Lamin A/C loss promotes R-loop-mediated genomic instability and poor survival in small-cell lung cancer

Lamin A/C ( LMNA ), a key component of the nuclear envelope, is essential for maintaining nuclear integrity and genome organization [W. Xie et al. , Curr. Biol. 26 , 2651–2658 (2016)]. While LMNA dysregulation has been implicated in genomic instability across cancer and aging, the underlying mechanisms remain poorly understood [S. Graziano et al. , Nucleus 9 , 258–275 (2018)]. Here, we define a mechanistic role for LMNA in preserving genome stability in small-cell lung cancer (SCLC), a malignancy marked by extreme genomic instability [N. Takahashi et al. , Cancer Res. Commun. 2 , 503–517 (2022)]. LMNA depletion promotes R-loop accumulation, transcription-replication conflicts, replication stress, DNA breaks, and micronuclei formation.

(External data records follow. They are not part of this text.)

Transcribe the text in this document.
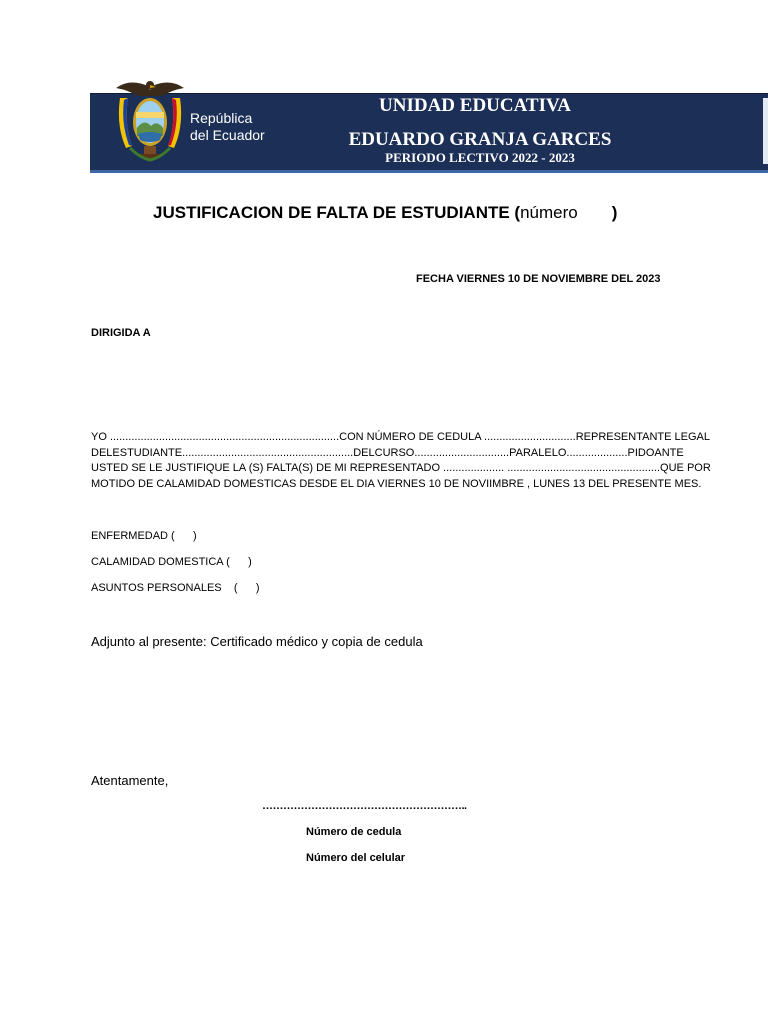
República
del Ecuador
UNIDAD EDUCATIVA
EDUARDO GRANJA GARCES
PERIODO LECTIVO 2022 - 2023
JUSTIFICACION DE FALTA DE ESTUDIANTE (número )
FECHA VIERNES 10 DE NOVIEMBRE DEL 2023
DIRIGIDA A
YO ...........................................................................CON NÚMERO DE CEDULA ..............................REPRESENTANTE LEGAL
DEL ESTUDIANTE ........................................................DEL CURSO ...............................PARALELO....................PIDO ANTE
USTED SE LE JUSTIFIQUE LA (S) FALTA(S) DE MI REPRESENTADO .................... ..................................................QUE POR
MOTIDO DE CALAMIDAD DOMESTICAS DESDE EL DIA VIERNES 10 DE NOVIIMBRE , LUNES 13 DEL PRESENTE MES.
ENFERMEDAD (      )
CALAMIDAD DOMESTICA (      )
ASUNTOS PERSONALES    (      )
Adjunto al presente: Certificado médico y copia de cedula
Atentamente,
…………………………………………………..
Número de cedula
Número del celular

Mechanistically, LMNA deficiency disrupts nuclear pore complex organization, specifically reducing phenylalanine-glycine (FG)-nucleoporin incorporation, resulting in impaired RNA export and nuclear retention of RNA. LMNA expression is repressed by EZH2 and reexpressed during SCLC differentiation from neuroendocrine (NE) to non-NE states, and low LMNA levels correlate with poor clinical outcomes. These findings establish LMNA as a key regulator of nuclear transport and genome integrity, linking nuclear architecture to SCLC progression and therapeutic vulnerability.